La preuve de la matérialité ne peut résulter que d’un ensemble de présomptions sérieuses, graves et concordantes. Les seules déclarations du salarié sur l’accident qu’il a subi sont insuffisantes pour établir le caractère professionnel de l’accident. En effet, il appartient à celui qui prétend avoir été victime d’un accident du travail d’établir autrement que par ses propres affirmations les circonstances exactes de l’accident et son caractère professionnel.
La lésion peut être d’origine physique ou psychique.
Enfin, le fait accidentel doit revêtir un caractère professionnel au sens de l’article L411-1 du Code de la sécurité sociale, c’est-à-dire qu’il doit être survenu par le fait ou à l’occasion du travail.
Ce critère est présumé rempli lorsque l’accident survient au temps et au lieu de travail. La présomption du caractère professionnel établit en réalité un double lien de causalité : d’une part, le lien entre la lésion et l’accident et d’autre part, le lien entre la lésion et le travail. La victime est par conséquent dispensée de rapporter cette double preuve.
****
Monsieur [B] [R] affirme que son accident du travail est survenu le 13 novembre 2021, lorsqu’il a chuté dans un trou de dépotage alors qu’il débranchait un flexible.
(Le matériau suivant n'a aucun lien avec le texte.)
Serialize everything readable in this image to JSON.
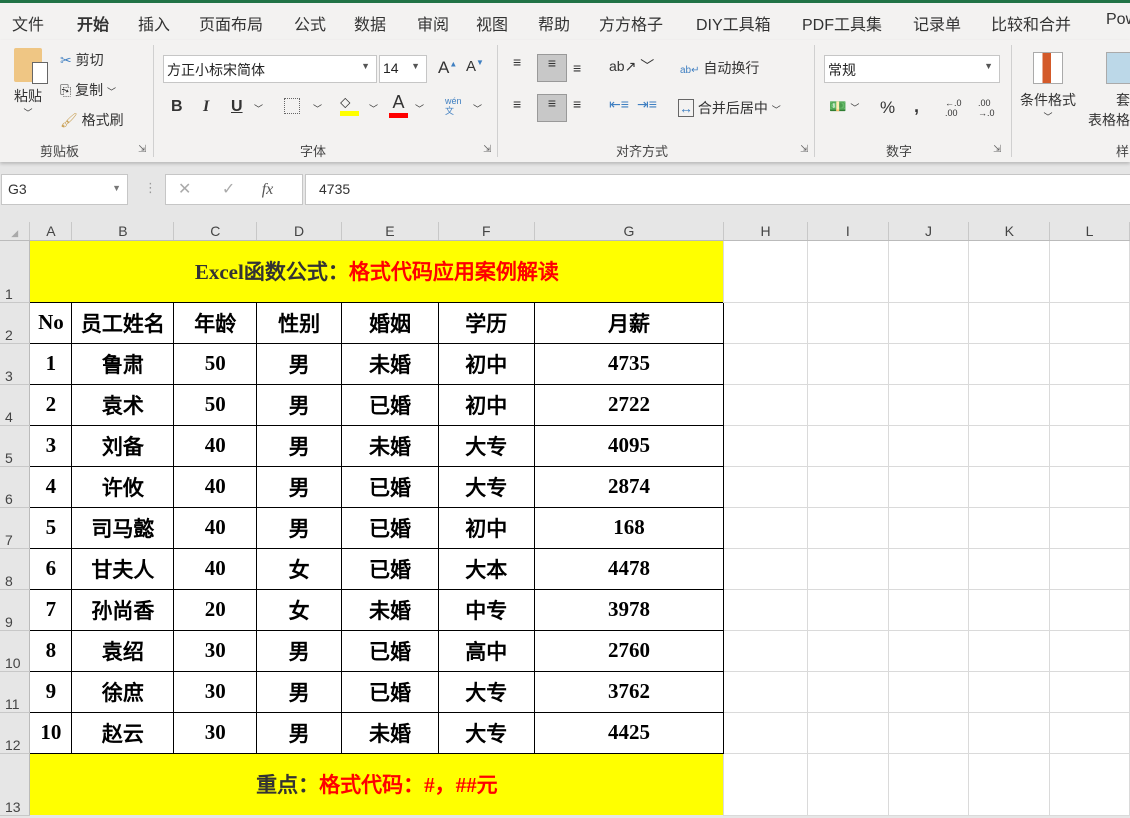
{
  "tabs": [
    "文件",
    "开始",
    "插入",
    "页面布局",
    "公式",
    "数据",
    "审阅",
    "视图",
    "帮助",
    "方方格子",
    "DIY工具箱",
    "PDF工具集",
    "记录单",
    "比较和合并",
    "Pow"
  ],
  "active_tab": "开始",
  "clipboard": {
    "paste": "粘贴",
    "cut": "剪切",
    "copy": "复制",
    "format_painter": "格式刷",
    "label": "剪贴板"
  },
  "font": {
    "name": "方正小标宋简体",
    "size": "14",
    "bold": "B",
    "italic": "I",
    "underline": "U",
    "phonetic": "wén文",
    "label": "字体",
    "fill_color": "#ffff00",
    "font_color": "#ff0000"
  },
  "alignment": {
    "wrap": "自动换行",
    "merge": "合并后居中",
    "label": "对齐方式"
  },
  "number": {
    "format": "常规",
    "percent": "%",
    "comma": ",",
    "label": "数字"
  },
  "styles": {
    "conditional": "条件格式",
    "table_format_1": "套用",
    "table_format_2": "表格格式",
    "label": "样"
  },
  "formula_bar": {
    "name_box": "G3",
    "fx": "fx",
    "value": "4735"
  },
  "columns": [
    "A",
    "B",
    "C",
    "D",
    "E",
    "F",
    "G",
    "H",
    "I",
    "J",
    "K",
    "L"
  ],
  "title": {
    "black": "Excel函数公式：",
    "red": "格式代码应用案例解读"
  },
  "headers": [
    "No",
    "员工姓名",
    "年龄",
    "性别",
    "婚姻",
    "学历",
    "月薪"
  ],
  "rows": [
    [
      "1",
      "鲁肃",
      "50",
      "男",
      "未婚",
      "初中",
      "4735"
    ],
    [
      "2",
      "袁术",
      "50",
      "男",
      "已婚",
      "初中",
      "2722"
    ],
    [
      "3",
      "刘备",
      "40",
      "男",
      "未婚",
      "大专",
      "4095"
    ],
    [
      "4",
      "许攸",
      "40",
      "男",
      "已婚",
      "大专",
      "2874"
    ],
    [
      "5",
      "司马懿",
      "40",
      "男",
      "已婚",
      "初中",
      "168"
    ],
    [
      "6",
      "甘夫人",
      "40",
      "女",
      "已婚",
      "大本",
      "4478"
    ],
    [
      "7",
      "孙尚香",
      "20",
      "女",
      "未婚",
      "中专",
      "3978"
    ],
    [
      "8",
      "袁绍",
      "30",
      "男",
      "已婚",
      "高中",
      "2760"
    ],
    [
      "9",
      "徐庶",
      "30",
      "男",
      "已婚",
      "大专",
      "3762"
    ],
    [
      "10",
      "赵云",
      "30",
      "男",
      "未婚",
      "大专",
      "4425"
    ]
  ],
  "note": {
    "black": "重点：",
    "red": "格式代码：#，##元"
  }
}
Il indique s’être rattrapé par son bras droit et avoir senti un craquement.
Il produit une attestation de Monsieur [K] [G], agent de sécurité au sein de la société [Adresse 5] [Localité 7] attestant avoir assisté à la chute de Monsieur [B] [R] lors de l’opération de déchargement du camion-citerne le samedi 13 novembre 2021.
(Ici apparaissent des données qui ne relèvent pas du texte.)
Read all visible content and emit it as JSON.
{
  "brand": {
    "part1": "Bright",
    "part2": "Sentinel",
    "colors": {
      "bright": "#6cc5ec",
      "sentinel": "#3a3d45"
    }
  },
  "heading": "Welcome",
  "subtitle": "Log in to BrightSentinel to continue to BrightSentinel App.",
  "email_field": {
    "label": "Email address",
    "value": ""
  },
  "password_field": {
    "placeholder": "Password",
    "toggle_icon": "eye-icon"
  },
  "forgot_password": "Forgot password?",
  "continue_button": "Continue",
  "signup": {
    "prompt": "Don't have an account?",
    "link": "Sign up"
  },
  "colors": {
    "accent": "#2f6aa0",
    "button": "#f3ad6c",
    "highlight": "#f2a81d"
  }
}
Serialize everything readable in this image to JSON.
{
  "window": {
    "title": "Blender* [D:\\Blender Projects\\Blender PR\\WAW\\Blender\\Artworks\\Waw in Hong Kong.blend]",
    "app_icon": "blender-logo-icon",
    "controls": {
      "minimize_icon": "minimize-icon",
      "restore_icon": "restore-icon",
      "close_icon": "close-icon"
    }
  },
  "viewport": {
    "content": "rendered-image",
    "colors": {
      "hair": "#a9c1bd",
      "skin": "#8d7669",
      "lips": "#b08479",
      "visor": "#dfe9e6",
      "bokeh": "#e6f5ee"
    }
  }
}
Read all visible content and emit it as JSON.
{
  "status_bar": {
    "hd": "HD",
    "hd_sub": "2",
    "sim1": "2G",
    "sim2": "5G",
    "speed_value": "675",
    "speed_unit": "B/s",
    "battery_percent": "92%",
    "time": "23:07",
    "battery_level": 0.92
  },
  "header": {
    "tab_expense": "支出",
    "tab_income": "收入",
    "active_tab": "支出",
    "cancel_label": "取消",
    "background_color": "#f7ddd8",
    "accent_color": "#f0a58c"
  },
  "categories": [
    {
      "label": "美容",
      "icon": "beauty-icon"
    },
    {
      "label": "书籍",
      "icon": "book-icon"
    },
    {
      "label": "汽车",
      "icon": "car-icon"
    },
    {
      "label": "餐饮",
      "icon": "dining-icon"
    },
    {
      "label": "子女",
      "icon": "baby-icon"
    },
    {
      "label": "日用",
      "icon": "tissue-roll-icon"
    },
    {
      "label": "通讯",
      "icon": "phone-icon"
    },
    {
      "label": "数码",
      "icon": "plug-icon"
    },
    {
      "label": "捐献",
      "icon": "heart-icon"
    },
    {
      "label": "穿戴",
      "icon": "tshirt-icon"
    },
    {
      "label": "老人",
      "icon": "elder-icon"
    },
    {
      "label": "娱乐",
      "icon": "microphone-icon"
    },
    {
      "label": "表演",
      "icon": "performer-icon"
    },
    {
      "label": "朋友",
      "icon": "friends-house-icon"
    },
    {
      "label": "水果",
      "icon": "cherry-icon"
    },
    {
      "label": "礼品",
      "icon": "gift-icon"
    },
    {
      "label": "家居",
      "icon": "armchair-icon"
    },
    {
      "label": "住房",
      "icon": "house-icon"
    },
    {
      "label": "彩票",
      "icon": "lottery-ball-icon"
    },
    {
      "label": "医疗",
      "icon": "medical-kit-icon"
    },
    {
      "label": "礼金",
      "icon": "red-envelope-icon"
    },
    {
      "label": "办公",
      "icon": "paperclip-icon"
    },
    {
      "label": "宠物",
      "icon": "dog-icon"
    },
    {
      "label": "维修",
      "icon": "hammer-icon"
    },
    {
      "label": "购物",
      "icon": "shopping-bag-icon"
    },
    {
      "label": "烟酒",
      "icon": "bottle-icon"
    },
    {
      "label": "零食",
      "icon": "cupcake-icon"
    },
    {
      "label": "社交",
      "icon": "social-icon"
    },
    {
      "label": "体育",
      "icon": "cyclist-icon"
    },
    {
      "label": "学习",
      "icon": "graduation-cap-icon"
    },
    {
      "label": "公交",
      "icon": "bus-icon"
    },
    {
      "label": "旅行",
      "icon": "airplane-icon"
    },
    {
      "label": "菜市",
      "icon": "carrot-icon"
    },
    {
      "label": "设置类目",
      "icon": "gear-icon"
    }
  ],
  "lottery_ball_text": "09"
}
Monsieur [B] [R] produit également un ordre de mission signé par ses soins et par le réceptionnaire sur lequel est mentionné qu’il est tombé dans la trappe de dépotage, ainsi qu’une photographie permettant de visualiser le flexible et le bac de dépotage.
Si ces éléments permettent de démontrer que Monsieur [B] [R] a été victime d’une chute le 13 novembre 2021, aucun élément ne permet d’établir que cette chute a été à l’origine de la lésion constatée sur le certificat médical initial.
En effet, il résulte des éléments du dossier que cette lésion a été constatée le 19 avril 2022, soit près de cinq mois après la chute et aucun élément ne permet de démontrer qu’elle serait apparue dans les suites immédiates de la chute.
Lors de l’instruction préalable, l’employeur a indiqué avoir été informé d’une chute le 24 avril 2022, ce qui est contredit par l’ordre de mission produit.
Si l’existence d’une chute et d’une lésion sont démontrées, il n’est pas établi de lien de causalité entre les deux.
Les certificats médicaux produits par Monsieur [B] [R] ne peuvent permettre d’établir le lien avec la chute dont il a été victime le 13 novembre 2021.
L’existence d’un fait accidentel ayant entrainé la lésion n’est donc pas établie.
C’est en conséquence à bon droit que la [9] a refusé de prendre en charge l’accident litigieux au titre de la législation sur les risques professionnels.
Monsieur [B] [R] sera donc débouté de l’intégralité de ses demandes.
Il n’y a pas lieu de confirmer la décision de la [9] en date du 13 novembre 2021 s’agissant d’une décision administrative à laquelle le présent jugement a vocation à se substituer.
Sur les dépens
Monsieur [B] [R], qui succombe, sera condamné aux dépens de l’instance en application de l’article 696 du Code de procédure civile.
PAR CES MOTIFS
Le tribunal, après en avoir délibéré par mise à disposition au greffe, statuant par jugement contradictoire et en premier ressort,
DÉBOUTE Monsieur [B] [R] de l’intégralité de ses demandes,
RAPPELLE que le présent jugement se substitue aux décisions prises par l’organisme et la commission de recours amiable,
CONDAMNE Monsieur [B] [R] aux dépens de l’instance,
DIT que tout appel de la présente décision doit être formé, sous peine de forclusion, dans le délai d’un mois à compter de la réception de sa notification, conformément aux dispositions de l’article 538 du Code de procédure civile.
Ainsi jugé et prononcé les jour, mois et an susdits, et ont signé après lecture la Présidente et la greffière.